Prime Minister Anthony Albanese’s sharp criticisms of China at a NATO summit are indicative of fundamental political and diplomatic differences that will dash any hopes of a reset in frayed relations with Beijing, experts say.
At the NATO Public Forum in Madrid, Mr Albanese said Australia had been subject to “economic coercion” by China, which he described as seeking to undermine western alliances and become the world’s most powerful nation.
The now 32-member security alliance released a strategy paper on Thursday saying China’s use of coercive policies challenged its “interests, security, and values” and criticising its “deepening partnership” with Russia as an effort to undermine international order.
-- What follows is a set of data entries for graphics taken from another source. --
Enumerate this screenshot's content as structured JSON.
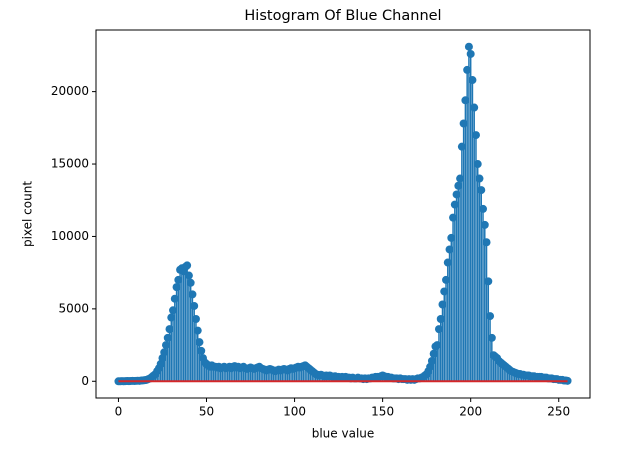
{
  "chart_data": {
    "type": "stem",
    "title": "Histogram Of Blue Channel",
    "xlabel": "blue value",
    "ylabel": "pixel count",
    "color": "#1f77b4",
    "baseline_color": "#d62728",
    "xlim": [
      -12.75,
      267.75
    ],
    "xticks": [
      0,
      50,
      100,
      150,
      200,
      250
    ],
    "ylim": [
      -1155,
      24255
    ],
    "yticks": [
      0,
      5000,
      10000,
      15000,
      20000
    ],
    "x": [
      0,
      1,
      2,
      3,
      4,
      5,
      6,
      7,
      8,
      9,
      10,
      11,
      12,
      13,
      14,
      15,
      16,
      17,
      18,
      19,
      20,
      21,
      22,
      23,
      24,
      25,
      26,
      27,
      28,
      29,
      30,
      31,
      32,
      33,
      34,
      35,
      36,
      37,
      38,
      39,
      40,
      41,
      42,
      43,
      44,
      45,
      46,
      47,
      48,
      49,
      50,
      51,
      52,
      53,
      54,
      55,
      56,
      57,
      58,
      59,
      60,
      61,
      62,
      63,
      64,
      65,
      66,
      67,
      68,
      69,
      70,
      71,
      72,
      73,
      74,
      75,
      76,
      77,
      78,
      79,
      80,
      81,
      82,
      83,
      84,
      85,
      86,
      87,
      88,
      89,
      90,
      91,
      92,
      93,
      94,
      95,
      96,
      97,
      98,
      99,
      100,
      101,
      102,
      103,
      104,
      105,
      106,
      107,
      108,
      109,
      110,
      111,
      112,
      113,
      114,
      115,
      116,
      117,
      118,
      119,
      120,
      121,
      122,
      123,
      124,
      125,
      126,
      127,
      128,
      129,
      130,
      131,
      132,
      133,
      134,
      135,
      136,
      137,
      138,
      139,
      140,
      141,
      142,
      143,
      144,
      145,
      146,
      147,
      148,
      149,
      150,
      151,
      152,
      153,
      154,
      155,
      156,
      157,
      158,
      159,
      160,
      161,
      162,
      163,
      164,
      165,
      166,
      167,
      168,
      169,
      170,
      171,
      172,
      173,
      174,
      175,
      176,
      177,
      178,
      179,
      180,
      181,
      182,
      183,
      184,
      185,
      186,
      187,
      188,
      189,
      190,
      191,
      192,
      193,
      194,
      195,
      196,
      197,
      198,
      199,
      200,
      201,
      202,
      203,
      204,
      205,
      206,
      207,
      208,
      209,
      210,
      211,
      212,
      213,
      214,
      215,
      216,
      217,
      218,
      219,
      220,
      221,
      222,
      223,
      224,
      225,
      226,
      227,
      228,
      229,
      230,
      231,
      232,
      233,
      234,
      235,
      236,
      237,
      238,
      239,
      240,
      241,
      242,
      243,
      244,
      245,
      246,
      247,
      248,
      249,
      250,
      251,
      252,
      253,
      254,
      255
    ],
    "values": [
      0,
      0,
      10,
      0,
      10,
      20,
      10,
      20,
      30,
      20,
      30,
      40,
      30,
      50,
      60,
      80,
      100,
      150,
      200,
      300,
      400,
      500,
      700,
      900,
      1200,
      1600,
      2000,
      2500,
      3000,
      3600,
      4400,
      4900,
      5700,
      6500,
      7000,
      7700,
      7800,
      7600,
      7900,
      8000,
      7300,
      6800,
      6000,
      5200,
      4300,
      3500,
      2700,
      2100,
      1600,
      1300,
      1200,
      1100,
      1000,
      1100,
      1000,
      1000,
      950,
      1000,
      900,
      950,
      1000,
      900,
      950,
      1000,
      900,
      1000,
      1050,
      950,
      1000,
      900,
      950,
      1000,
      900,
      850,
      900,
      950,
      900,
      850,
      900,
      950,
      1000,
      900,
      850,
      800,
      750,
      800,
      850,
      800,
      750,
      700,
      750,
      800,
      750,
      800,
      850,
      800,
      750,
      850,
      900,
      850,
      900,
      950,
      1000,
      950,
      1000,
      1050,
      1100,
      1000,
      900,
      800,
      700,
      600,
      500,
      450,
      400,
      450,
      400,
      350,
      400,
      350,
      400,
      350,
      300,
      350,
      300,
      300,
      250,
      300,
      250,
      300,
      250,
      250,
      200,
      250,
      200,
      200,
      250,
      200,
      200,
      150,
      200,
      150,
      200,
      200,
      250,
      250,
      300,
      300,
      300,
      350,
      400,
      350,
      300,
      300,
      250,
      250,
      200,
      200,
      200,
      150,
      200,
      150,
      150,
      150,
      100,
      150,
      100,
      150,
      100,
      150,
      200,
      200,
      250,
      300,
      400,
      500,
      700,
      1000,
      1400,
      1900,
      2400,
      2500,
      3600,
      4300,
      5300,
      6200,
      7000,
      8200,
      9100,
      9900,
      11300,
      12200,
      12900,
      13500,
      14000,
      16200,
      17800,
      19400,
      21500,
      23100,
      22600,
      20800,
      18900,
      17000,
      15000,
      14000,
      13200,
      11900,
      10800,
      9600,
      6900,
      4500,
      3000,
      1800,
      1700,
      1600,
      1400,
      1300,
      1200,
      1100,
      1000,
      900,
      800,
      700,
      650,
      600,
      550,
      500,
      500,
      450,
      450,
      400,
      400,
      400,
      350,
      350,
      350,
      300,
      300,
      300,
      300,
      250,
      250,
      250,
      200,
      200,
      200,
      150,
      150,
      150,
      100,
      100,
      100,
      50,
      50,
      30
    ]
  }
}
“Albanese in using this kind of language about China using economic coercion against Australia is just reproducing a lot of the language that was used by Scott Morrison,” said Benjamin Herscovitch from the ANU’s School of Regulation and Global Governance.
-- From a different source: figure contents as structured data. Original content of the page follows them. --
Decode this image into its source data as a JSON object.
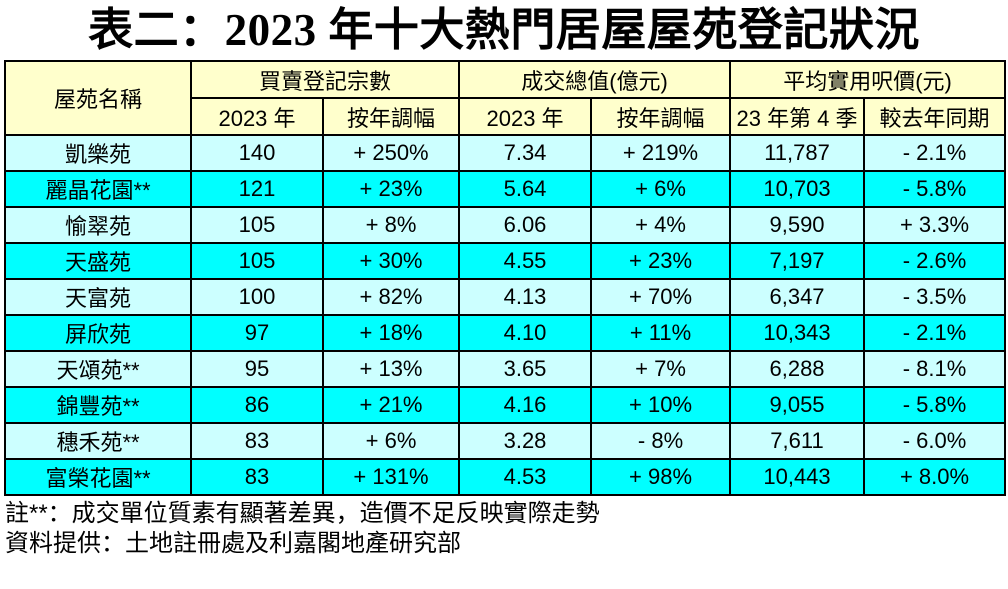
{
  "title": "表二：2023 年十大熱門居屋屋苑登記狀況",
  "colors": {
    "header_bg": "#FFFFCC",
    "row_light": "#CCFFFF",
    "row_bright": "#00FFFF",
    "border": "#000000"
  },
  "table": {
    "name_header": "屋苑名稱",
    "groups": [
      {
        "label": "買賣登記宗數",
        "subs": [
          "2023 年",
          "按年調幅"
        ]
      },
      {
        "label": "成交總值(億元)",
        "subs": [
          "2023 年",
          "按年調幅"
        ]
      },
      {
        "label": "平均實用呎價(元)",
        "subs": [
          "23 年第 4 季",
          "較去年同期"
        ]
      }
    ],
    "rows": [
      {
        "name": "凱樂苑",
        "cells": [
          "140",
          "+ 250%",
          "7.34",
          "+ 219%",
          "11,787",
          "- 2.1%"
        ]
      },
      {
        "name": "麗晶花園**",
        "cells": [
          "121",
          "+ 23%",
          "5.64",
          "+ 6%",
          "10,703",
          "- 5.8%"
        ]
      },
      {
        "name": "愉翠苑",
        "cells": [
          "105",
          "+ 8%",
          "6.06",
          "+ 4%",
          "9,590",
          "+ 3.3%"
        ]
      },
      {
        "name": "天盛苑",
        "cells": [
          "105",
          "+ 30%",
          "4.55",
          "+ 23%",
          "7,197",
          "- 2.6%"
        ]
      },
      {
        "name": "天富苑",
        "cells": [
          "100",
          "+ 82%",
          "4.13",
          "+ 70%",
          "6,347",
          "- 3.5%"
        ]
      },
      {
        "name": "屏欣苑",
        "cells": [
          "97",
          "+ 18%",
          "4.10",
          "+ 11%",
          "10,343",
          "- 2.1%"
        ]
      },
      {
        "name": "天頌苑**",
        "cells": [
          "95",
          "+ 13%",
          "3.65",
          "+ 7%",
          "6,288",
          "- 8.1%"
        ]
      },
      {
        "name": "錦豐苑**",
        "cells": [
          "86",
          "+ 21%",
          "4.16",
          "+ 10%",
          "9,055",
          "- 5.8%"
        ]
      },
      {
        "name": "穗禾苑**",
        "cells": [
          "83",
          "+ 6%",
          "3.28",
          "- 8%",
          "7,611",
          "- 6.0%"
        ]
      },
      {
        "name": "富榮花園**",
        "cells": [
          "83",
          "+ 131%",
          "4.53",
          "+ 98%",
          "10,443",
          "+ 8.0%"
        ]
      }
    ]
  },
  "notes": [
    "註**：成交單位質素有顯著差異，造價不足反映實際走勢",
    "資料提供：土地註冊處及利嘉閣地產研究部"
  ],
  "chart_data": {
    "type": "table",
    "title": "表二：2023 年十大熱門居屋屋苑登記狀況",
    "columns": [
      "屋苑名稱",
      "買賣登記宗數 2023年",
      "買賣登記宗數 按年調幅",
      "成交總值(億元) 2023年",
      "成交總值(億元) 按年調幅",
      "平均實用呎價(元) 23年第4季",
      "平均實用呎價(元) 較去年同期"
    ],
    "rows": [
      [
        "凱樂苑",
        140,
        "+250%",
        7.34,
        "+219%",
        11787,
        "-2.1%"
      ],
      [
        "麗晶花園**",
        121,
        "+23%",
        5.64,
        "+6%",
        10703,
        "-5.8%"
      ],
      [
        "愉翠苑",
        105,
        "+8%",
        6.06,
        "+4%",
        9590,
        "+3.3%"
      ],
      [
        "天盛苑",
        105,
        "+30%",
        4.55,
        "+23%",
        7197,
        "-2.6%"
      ],
      [
        "天富苑",
        100,
        "+82%",
        4.13,
        "+70%",
        6347,
        "-3.5%"
      ],
      [
        "屏欣苑",
        97,
        "+18%",
        4.1,
        "+11%",
        10343,
        "-2.1%"
      ],
      [
        "天頌苑**",
        95,
        "+13%",
        3.65,
        "+7%",
        6288,
        "-8.1%"
      ],
      [
        "錦豐苑**",
        86,
        "+21%",
        4.16,
        "+10%",
        9055,
        "-5.8%"
      ],
      [
        "穗禾苑**",
        83,
        "+6%",
        3.28,
        "-8%",
        7611,
        "-6.0%"
      ],
      [
        "富榮花園**",
        83,
        "+131%",
        4.53,
        "+98%",
        10443,
        "+8.0%"
      ]
    ]
  }
}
China slapped $20 billion worth of tariffs on Australian exports such as wine, beef and cotton two years ago.
Dr Herscovitch said that the government was continuing a strategy of “publicly naming and shaming” Beijing over the measures, which, he said, were one of several issues likely to stand in the way of a rapprochement.
“Beijing and Canberra are divided on a range of really, really fundamental policy and political questions,” he said citing issues such as the ongoing dispute over the South China Sea.
“There’s only so much the relationship can improve when the fundamentals are so bad.”
Penny Wong released a statement late on Thursday to mark the 25th anniversary of the handover of Hong Kong to China: “Australia remains deeply concerned by the continuing erosion of Hong Kong’s rights, freedoms and autonomy.”
Dr Herscovitch said that while there had been a dialling down of rhetoric from Peter Dutton freely drawing comparison between China and Nazi Germany, there were a number of issues, including the outcome of the review of the Port of Darwin lease, that could worsen relations even further.
“The Chinese government is seeking […] whether it be […] through economic support to build up alliances to undermine what has historically been the Western alliance in places like the Indo-Pacific,” Mr Albanese told the NATO gathering in Madrid.
In an editorial, the China Daily newspaper said Mr Albanese was a “greenhorn” on diplomacy and been lured by NATO into seeing China as an “adversarial straw man” and said Beijing’s “goodwill” towards his new government had not been reciprocated.
Hopes that relations might improve were elevated after a two-year block on official communications between the countries was lifted when Defence Minister Richard Marles met his Chinese counterpart while at a summit in Singapore.
Beijing’s Canberra envoy, Xiao Qian, recently met the architect of the PM’s election campaign, Paul Erickson, and spoke publicly of an “opportunity of possible improvement of our bilateral relations.”
UWA Professor Gordon Flake said any repair would be a nonstarter under current Chinese leadership
“China at this point has a demonstrably low tolerance for discussion of our differences,” said Professor Flake who heads the Perth USAsia Centre.
“The reset was on the Chinese side, about their expectation that the new government gave a chance for Australia to repent. We didn’t see that.”